Volver a mirarlos
Hay un dolor que me acompaña siempre: el de un niño rodeado de gente y, aun así, profundamente solo. No es una escena de calle ni de una institución lejana. Puede ser la mesa de cualquier casa chilena, un living con la televisión encendida, una pieza con la puerta cerrada. Porque hoy la soledad de la infancia no siempre se ve. A veces tiene forma de ausencia total, el niño sin familia que crece esperando un lugar en el mundo, y a veces tiene forma de pantalla: el niño que tiene padres, que tiene casa, que tiene todo, menos la mirada de los adultos que ama.
Quiero hablar de ambas soledades, porque las dos duelen y las dos son nuestra responsabilidad.
Están los niños y niñas que no tienen una familia que los cobije. Los que crecen en residencias, esperando. Chile les debe una respuesta más rápida, más humana y más decidida: cada niño merece un hogar, un adulto que los espere en la puerta, alguien que aprenda de memoria sus gestos y sus miedos. No podemos naturalizar que haya infancias creciendo sin ese abrazo cotidiano. Es, quizás, la deuda más silenciosa y más urgente que tenemos como país.
Y están también los niños con familia, con techo, con comida en la mesa, pero cada vez más solos frente a una pantalla. Vivimos una época en que la tecnología nos conecta con el mundo entero y, paradójicamente, nos puede alejar de quien tenemos al lado. Un niño puede pasar horas “acompañado” por un teléfono y, sin embargo, no cruzar una conversación real con sus padres en todo el día. Esa soledad silenciosa, la de estar juntos, pero ausentes, es una de las heridas más nuevas y menos comprendidas de nuestra época.
Por eso quiero decirlo con toda claridad: la responsabilidad de cuidar la infancia empieza en casa. No hay política pública, por buena que sea, que reemplace la mirada de un padre o una madre puestos a disposición por sus hijos. Bajar el teléfono para mirarlos a los ojos con atención, preguntarles cómo les fue, sentarse a escuchar sin apuro: eso también es proteger la infancia. Eso también es construir un país.

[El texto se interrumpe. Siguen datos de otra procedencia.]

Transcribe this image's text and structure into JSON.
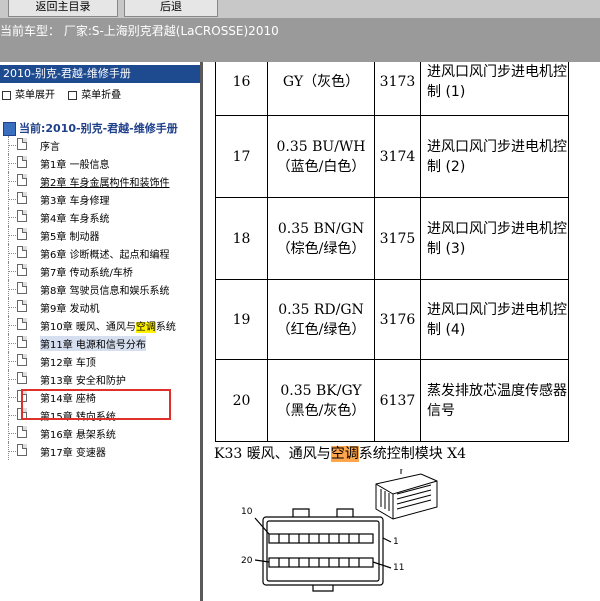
{
  "toolbar": {
    "buttons": [
      "返回主目录",
      "后退"
    ]
  },
  "model_bar": {
    "text": "当前车型：  厂家:S-上海别克君越(LaCROSSE)2010"
  },
  "sidebar": {
    "title": "2010-别克-君越-维修手册",
    "expand_label": "菜单展开",
    "collapse_label": "菜单折叠",
    "root_label": "当前:2010-别克-君越-维修手册",
    "items": [
      {
        "label": "序言"
      },
      {
        "label": "第1章 一般信息"
      },
      {
        "label": "第2章 车身金属构件和装饰件"
      },
      {
        "label": "第3章 车身修理"
      },
      {
        "label": "第4章 车身系统"
      },
      {
        "label": "第5章 制动器"
      },
      {
        "label": "第6章 诊断概述、起点和编程"
      },
      {
        "label": "第7章 传动系统/车桥"
      },
      {
        "label": "第8章 驾驶员信息和娱乐系统"
      },
      {
        "label": "第9章 发动机"
      },
      {
        "label_pre": "第10章 暖风、通风与",
        "label_hl": "空调",
        "label_post": "系统"
      },
      {
        "label": "第11章 电源和信号分布"
      },
      {
        "label": "第12章 车顶"
      },
      {
        "label": "第13章 安全和防护"
      },
      {
        "label": "第14章 座椅"
      },
      {
        "label": "第15章 转向系统"
      },
      {
        "label": "第16章 悬架系统"
      },
      {
        "label": "第17章 变速器"
      }
    ]
  },
  "content": {
    "pin_table": {
      "rows": [
        {
          "pin": "16",
          "wire": "GY（灰色）",
          "circuit": "3173",
          "function": "进风口风门步进电机控制 (1)"
        },
        {
          "pin": "17",
          "wire": "0.35 BU/WH（蓝色/白色）",
          "circuit": "3174",
          "function": "进风口风门步进电机控制 (2)"
        },
        {
          "pin": "18",
          "wire": "0.35 BN/GN（棕色/绿色）",
          "circuit": "3175",
          "function": "进风口风门步进电机控制 (3)"
        },
        {
          "pin": "19",
          "wire": "0.35 RD/GN（红色/绿色）",
          "circuit": "3176",
          "function": "进风口风门步进电机控制 (4)"
        },
        {
          "pin": "20",
          "wire": "0.35 BK/GY（黑色/灰色）",
          "circuit": "6137",
          "function": "蒸发排放芯温度传感器信号"
        }
      ]
    },
    "caption": {
      "pre": "K33 暖风、通风与",
      "highlight": "空调",
      "post": "系统控制模块 X4"
    },
    "connector_labels": {
      "top_left": "10",
      "top_right": "1",
      "bottom_left": "20",
      "bottom_right": "11"
    }
  },
  "colors": {
    "sidebar_title_bg": "#1e4a90",
    "selection_box": "#e0302a",
    "highlight_yellow": "#fff200",
    "highlight_orange": "#ffa64d"
  }
}
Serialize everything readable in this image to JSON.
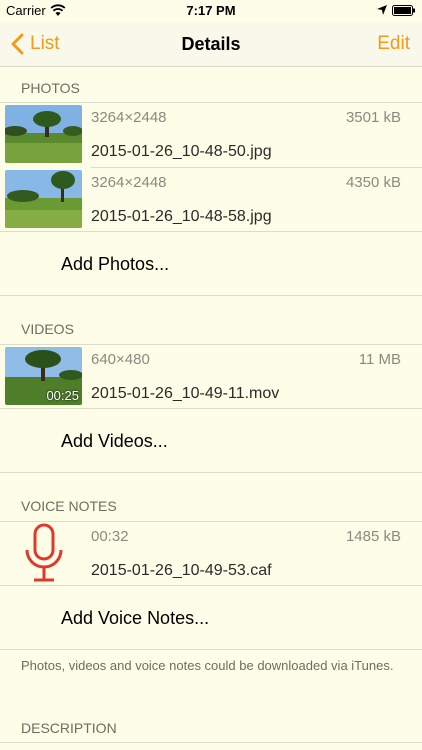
{
  "status_bar": {
    "carrier": "Carrier",
    "time": "7:17 PM"
  },
  "nav": {
    "back_label": "List",
    "title": "Details",
    "edit_label": "Edit"
  },
  "photos": {
    "header": "PHOTOS",
    "items": [
      {
        "dimensions": "3264×2448",
        "size": "3501 kB",
        "filename": "2015-01-26_10-48-50.jpg"
      },
      {
        "dimensions": "3264×2448",
        "size": "4350 kB",
        "filename": "2015-01-26_10-48-58.jpg"
      }
    ],
    "add_label": "Add Photos..."
  },
  "videos": {
    "header": "VIDEOS",
    "items": [
      {
        "dimensions": "640×480",
        "size": "11 MB",
        "filename": "2015-01-26_10-49-11.mov",
        "duration": "00:25"
      }
    ],
    "add_label": "Add Videos..."
  },
  "voice_notes": {
    "header": "VOICE NOTES",
    "items": [
      {
        "duration": "00:32",
        "size": "1485 kB",
        "filename": "2015-01-26_10-49-53.caf"
      }
    ],
    "add_label": "Add Voice Notes..."
  },
  "footer_note": "Photos, videos and voice notes could be downloaded via iTunes.",
  "description": {
    "header": "DESCRIPTION"
  },
  "colors": {
    "accent": "#f29a1a",
    "background": "#fdfde8",
    "mic": "#e0392b"
  }
}
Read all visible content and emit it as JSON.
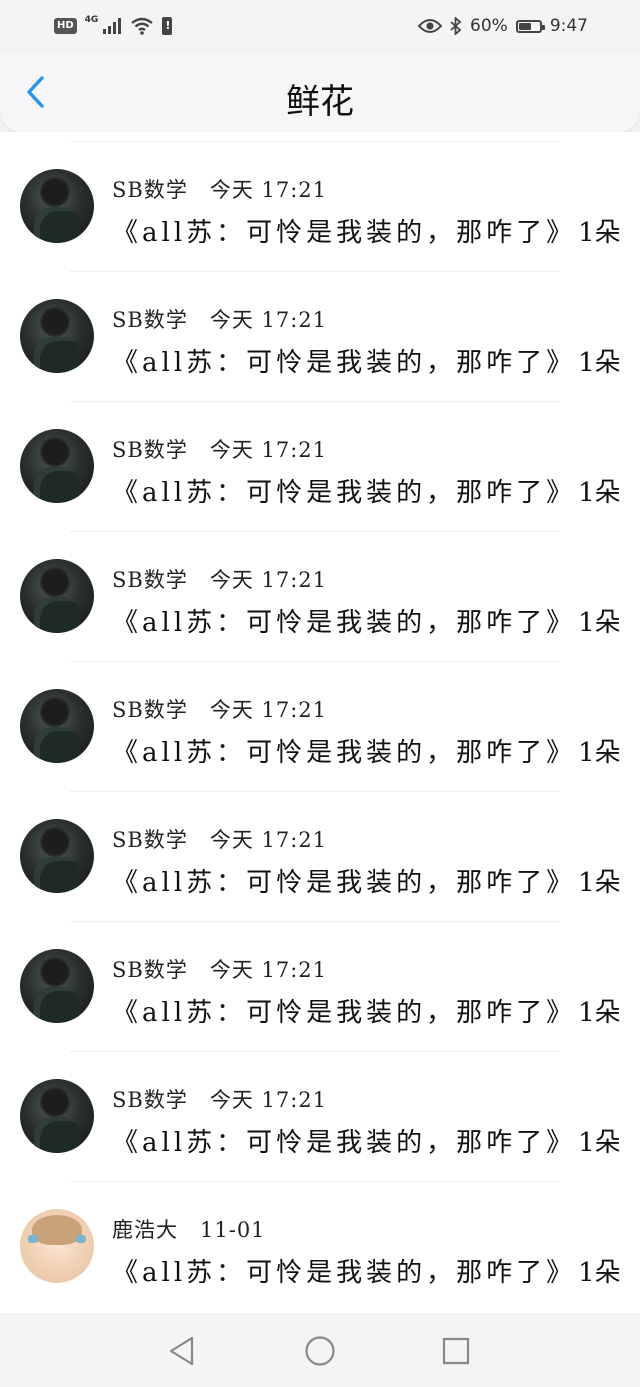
{
  "status_bar": {
    "hd": "HD",
    "network": "4G",
    "battery_percent": "60%",
    "battery_level": 0.6,
    "time": "9:47",
    "icons": [
      "hd-icon",
      "signal-icon",
      "wifi-icon",
      "battery-alert-icon",
      "eye-icon",
      "bluetooth-icon",
      "battery-icon"
    ]
  },
  "header": {
    "title": "鲜花",
    "back_icon": "chevron-left-icon",
    "accent_color": "#2196f3"
  },
  "items": [
    {
      "name": "SB数学",
      "time": "今天 17:21",
      "text": "《all苏：可怜是我装的，那咋了》",
      "count": "1朵",
      "avatar": "dark"
    },
    {
      "name": "SB数学",
      "time": "今天 17:21",
      "text": "《all苏：可怜是我装的，那咋了》",
      "count": "1朵",
      "avatar": "dark"
    },
    {
      "name": "SB数学",
      "time": "今天 17:21",
      "text": "《all苏：可怜是我装的，那咋了》",
      "count": "1朵",
      "avatar": "dark"
    },
    {
      "name": "SB数学",
      "time": "今天 17:21",
      "text": "《all苏：可怜是我装的，那咋了》",
      "count": "1朵",
      "avatar": "dark"
    },
    {
      "name": "SB数学",
      "time": "今天 17:21",
      "text": "《all苏：可怜是我装的，那咋了》",
      "count": "1朵",
      "avatar": "dark"
    },
    {
      "name": "SB数学",
      "time": "今天 17:21",
      "text": "《all苏：可怜是我装的，那咋了》",
      "count": "1朵",
      "avatar": "dark"
    },
    {
      "name": "SB数学",
      "time": "今天 17:21",
      "text": "《all苏：可怜是我装的，那咋了》",
      "count": "1朵",
      "avatar": "dark"
    },
    {
      "name": "SB数学",
      "time": "今天 17:21",
      "text": "《all苏：可怜是我装的，那咋了》",
      "count": "1朵",
      "avatar": "dark"
    },
    {
      "name": "鹿浩大",
      "time": "11-01",
      "text": "《all苏：可怜是我装的，那咋了》",
      "count": "1朵",
      "avatar": "light"
    }
  ],
  "nav_bar": {
    "icons": [
      "back-triangle-icon",
      "home-circle-icon",
      "recents-square-icon"
    ]
  }
}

Cuidar a un niño no es solo darle de comer y llevarlo al colegio. Es entregar atención genuina, protección, cariño constante. Es sostenerlo cuando tiene miedo, corregirlo cuando se equivoca y celebrarlo cuando se atreve. Todo eso que parece poco y cotidiano es, en realidad, la base de lo que ese niño va a ser mañana: un adulto seguro de sí mismo, capaz de querer bien, de trabajar con sentido, de mirar a los demás con empatía.
Porque los niños de hoy son el Chile de mañana. Su educación, sus valores, la forma en que fueron mirados y queridos en la infancia va a determinar qué país seremos en 20 o 30 años más. Un niño protegido y amado tiene muchas más posibilidades de convertirse en un adulto bueno y responsable, en un profesional comprometido, en un vecino solidario, en un padre o una madre presente. Ahí está la inversión más importante que podemos hacer como sociedad: no en cifras, sino en la infancia bien cuidada.
Proteger que los niños sigan siendo niños, que jueguen sin apuro, se aburran, imaginen, se equivoquen, aprendan y crezcan a su propio ritmo.
No apuremos su infancia, ocupémonos de su infancia.
Por eso esta carta no es solo mía. Es de Chile entero, escrita a cuatro manos con cada padre, cada
madre, cada adulto que decide, hoy, volver a mirar. Volver a mirar al hijo que tenemos al frente y al que no tiene a nadie quien lo mire. Volver a mirar cómo se mira lo que realmente importa: con tiempo, con paciencia, con amor. Sin excusas, sin pantallas.
Porque un país no se mide por lo que promete, sino por cómo cuida a sus niños. Y un niño bien cuidado hoy es un Chile mejor mañana.
Por María Pía Adriasola, primera dama.